Several publishers and platforms have also chosen not to show impact factors. For instance, the publisher PLOS does not display the impact factors of their journals on their website. Impact factors are also missing from Microsoft Academic, a scholarly search engine. As of 2020, in the FAQs the Microsoft team says that h-index, EI/SCI and journal impact factors are not shown because "The research literature has provided abundant evidence that these metrics are at best a rough approximation of research impact and scholarly influence."[82]
Some related values, also calculated and published by the same organization, include:
As with the impact factor, there are some nuances to this: for example, ISI excludes certain article types (such as news items, correspondence, and errata) from the denominator.[84][85][86] [87]
Additional journal-level metrics are available from other organizations. For example, CiteScore: is a metric for serial titles in Scopus launched in December 2016 by Elsevier.[88][89] While these metrics apply only to journals, there are also author-level metrics, such as the H-index, that apply to individual researchers. In addition, article-level metrics measure impact at an article level instead of journal level. Other more general alternative metrics, or "altmetrics", may include article views, downloads, or mentions in social media.
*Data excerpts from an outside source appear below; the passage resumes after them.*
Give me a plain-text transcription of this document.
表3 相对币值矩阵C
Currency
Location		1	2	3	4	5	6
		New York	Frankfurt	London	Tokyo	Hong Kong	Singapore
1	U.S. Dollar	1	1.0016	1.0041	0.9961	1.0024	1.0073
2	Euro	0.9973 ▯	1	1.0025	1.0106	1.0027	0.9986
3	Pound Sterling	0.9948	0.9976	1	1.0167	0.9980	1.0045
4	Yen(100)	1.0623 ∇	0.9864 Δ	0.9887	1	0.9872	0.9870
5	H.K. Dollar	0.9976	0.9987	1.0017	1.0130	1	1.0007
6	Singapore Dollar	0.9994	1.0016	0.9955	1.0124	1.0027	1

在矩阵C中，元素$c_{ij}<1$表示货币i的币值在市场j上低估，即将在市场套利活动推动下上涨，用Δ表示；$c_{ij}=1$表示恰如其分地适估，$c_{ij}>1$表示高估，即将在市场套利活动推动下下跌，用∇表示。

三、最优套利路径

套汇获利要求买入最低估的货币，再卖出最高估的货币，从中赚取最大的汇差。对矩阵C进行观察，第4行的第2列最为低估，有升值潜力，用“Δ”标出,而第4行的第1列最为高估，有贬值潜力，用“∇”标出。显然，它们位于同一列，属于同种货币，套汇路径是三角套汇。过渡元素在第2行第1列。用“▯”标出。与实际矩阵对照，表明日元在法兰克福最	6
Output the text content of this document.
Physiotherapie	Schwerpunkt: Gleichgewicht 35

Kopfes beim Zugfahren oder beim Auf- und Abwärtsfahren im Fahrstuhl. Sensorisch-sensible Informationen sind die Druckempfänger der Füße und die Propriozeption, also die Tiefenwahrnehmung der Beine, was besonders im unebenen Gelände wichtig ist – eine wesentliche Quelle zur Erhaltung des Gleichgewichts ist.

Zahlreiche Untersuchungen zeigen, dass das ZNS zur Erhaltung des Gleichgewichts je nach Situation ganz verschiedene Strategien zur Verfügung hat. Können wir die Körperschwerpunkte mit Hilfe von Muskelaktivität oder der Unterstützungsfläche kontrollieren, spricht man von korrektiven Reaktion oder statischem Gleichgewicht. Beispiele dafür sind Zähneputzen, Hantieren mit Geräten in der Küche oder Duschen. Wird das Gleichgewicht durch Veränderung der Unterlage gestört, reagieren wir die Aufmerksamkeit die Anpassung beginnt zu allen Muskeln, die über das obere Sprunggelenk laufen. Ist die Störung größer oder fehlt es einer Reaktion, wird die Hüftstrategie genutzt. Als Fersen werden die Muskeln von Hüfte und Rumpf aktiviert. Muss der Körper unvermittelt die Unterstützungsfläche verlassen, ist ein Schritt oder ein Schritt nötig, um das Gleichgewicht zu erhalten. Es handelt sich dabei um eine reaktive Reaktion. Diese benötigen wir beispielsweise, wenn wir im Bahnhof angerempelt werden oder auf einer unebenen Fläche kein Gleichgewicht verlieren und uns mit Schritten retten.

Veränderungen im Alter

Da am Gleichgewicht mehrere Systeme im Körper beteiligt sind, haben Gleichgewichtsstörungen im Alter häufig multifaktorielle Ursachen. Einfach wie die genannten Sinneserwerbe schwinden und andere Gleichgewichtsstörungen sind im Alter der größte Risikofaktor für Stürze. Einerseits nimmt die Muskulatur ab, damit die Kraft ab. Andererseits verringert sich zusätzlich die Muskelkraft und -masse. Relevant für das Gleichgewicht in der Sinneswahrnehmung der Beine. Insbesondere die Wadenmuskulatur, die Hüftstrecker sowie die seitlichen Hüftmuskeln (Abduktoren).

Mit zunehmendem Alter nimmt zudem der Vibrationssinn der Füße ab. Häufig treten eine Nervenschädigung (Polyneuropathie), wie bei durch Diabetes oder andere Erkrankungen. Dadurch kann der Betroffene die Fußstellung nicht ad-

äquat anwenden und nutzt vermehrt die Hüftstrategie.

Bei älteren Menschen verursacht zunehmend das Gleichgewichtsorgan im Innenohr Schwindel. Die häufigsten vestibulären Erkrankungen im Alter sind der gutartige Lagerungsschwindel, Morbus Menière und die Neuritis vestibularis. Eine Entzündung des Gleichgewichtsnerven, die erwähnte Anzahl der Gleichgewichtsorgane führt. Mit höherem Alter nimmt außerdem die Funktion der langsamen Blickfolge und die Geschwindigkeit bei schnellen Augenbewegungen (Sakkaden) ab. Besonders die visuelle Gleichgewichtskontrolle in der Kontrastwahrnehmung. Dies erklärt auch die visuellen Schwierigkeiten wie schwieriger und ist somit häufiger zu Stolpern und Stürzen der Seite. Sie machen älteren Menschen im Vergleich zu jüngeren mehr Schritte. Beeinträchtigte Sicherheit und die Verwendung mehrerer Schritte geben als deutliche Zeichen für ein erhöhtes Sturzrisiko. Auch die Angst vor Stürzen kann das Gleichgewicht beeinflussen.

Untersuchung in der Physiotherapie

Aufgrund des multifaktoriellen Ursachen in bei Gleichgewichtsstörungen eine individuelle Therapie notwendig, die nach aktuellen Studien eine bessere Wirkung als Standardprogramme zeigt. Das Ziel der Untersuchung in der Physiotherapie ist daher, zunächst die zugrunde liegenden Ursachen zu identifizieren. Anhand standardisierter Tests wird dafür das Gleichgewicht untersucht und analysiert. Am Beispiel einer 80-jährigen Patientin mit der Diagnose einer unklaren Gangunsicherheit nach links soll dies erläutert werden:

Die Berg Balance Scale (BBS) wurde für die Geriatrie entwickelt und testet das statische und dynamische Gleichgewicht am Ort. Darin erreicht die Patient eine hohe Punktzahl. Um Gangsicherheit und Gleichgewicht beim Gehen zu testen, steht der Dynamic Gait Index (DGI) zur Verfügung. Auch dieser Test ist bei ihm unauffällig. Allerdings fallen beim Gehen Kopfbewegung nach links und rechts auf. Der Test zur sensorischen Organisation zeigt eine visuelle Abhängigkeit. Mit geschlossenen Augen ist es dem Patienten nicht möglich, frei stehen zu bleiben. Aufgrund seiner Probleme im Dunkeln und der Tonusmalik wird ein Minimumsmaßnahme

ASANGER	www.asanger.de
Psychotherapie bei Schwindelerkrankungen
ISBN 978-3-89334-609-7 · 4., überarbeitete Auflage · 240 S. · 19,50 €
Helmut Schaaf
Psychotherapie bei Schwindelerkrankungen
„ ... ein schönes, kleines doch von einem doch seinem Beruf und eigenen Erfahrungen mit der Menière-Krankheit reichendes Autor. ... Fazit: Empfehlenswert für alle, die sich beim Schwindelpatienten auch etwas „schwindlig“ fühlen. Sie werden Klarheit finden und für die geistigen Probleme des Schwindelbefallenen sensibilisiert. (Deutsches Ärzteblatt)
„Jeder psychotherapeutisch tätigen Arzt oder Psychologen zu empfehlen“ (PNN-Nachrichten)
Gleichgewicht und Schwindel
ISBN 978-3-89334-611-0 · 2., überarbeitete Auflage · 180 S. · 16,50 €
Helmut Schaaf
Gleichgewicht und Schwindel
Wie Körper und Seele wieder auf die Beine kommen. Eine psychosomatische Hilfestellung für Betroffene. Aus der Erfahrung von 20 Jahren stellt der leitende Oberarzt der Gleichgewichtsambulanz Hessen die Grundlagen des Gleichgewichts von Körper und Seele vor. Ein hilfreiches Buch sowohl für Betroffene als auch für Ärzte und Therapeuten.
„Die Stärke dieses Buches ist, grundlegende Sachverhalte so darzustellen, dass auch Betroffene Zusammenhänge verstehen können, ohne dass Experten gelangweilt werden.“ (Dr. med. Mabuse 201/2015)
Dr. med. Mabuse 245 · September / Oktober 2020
Fake impact factors or bogus impact factors are produced by certain companies or individuals.[90] According to an article published in the Electronic Physician, these include Global Impact Factor (GIF), Citefactor, and Universal Impact Factor (UIF).[91] Jeffrey Beall maintained a list of such misleading metrics.[92][93] Another deceitful practice is reporting "alternative impact factors", calculated as the average number of citations per article using citation indices other than JCR, even if based on reputable sources such as Google Scholar (e.g., "Google-based Journal Impact Factor").[94]
False impact factors are often used by predatory publishers.[95] Consulting Journal Citation Reports' master journal list can confirm if a publication is indexed by Journal Citation Reports.[96] The use of fake impact metrics is considered a red flag.[97]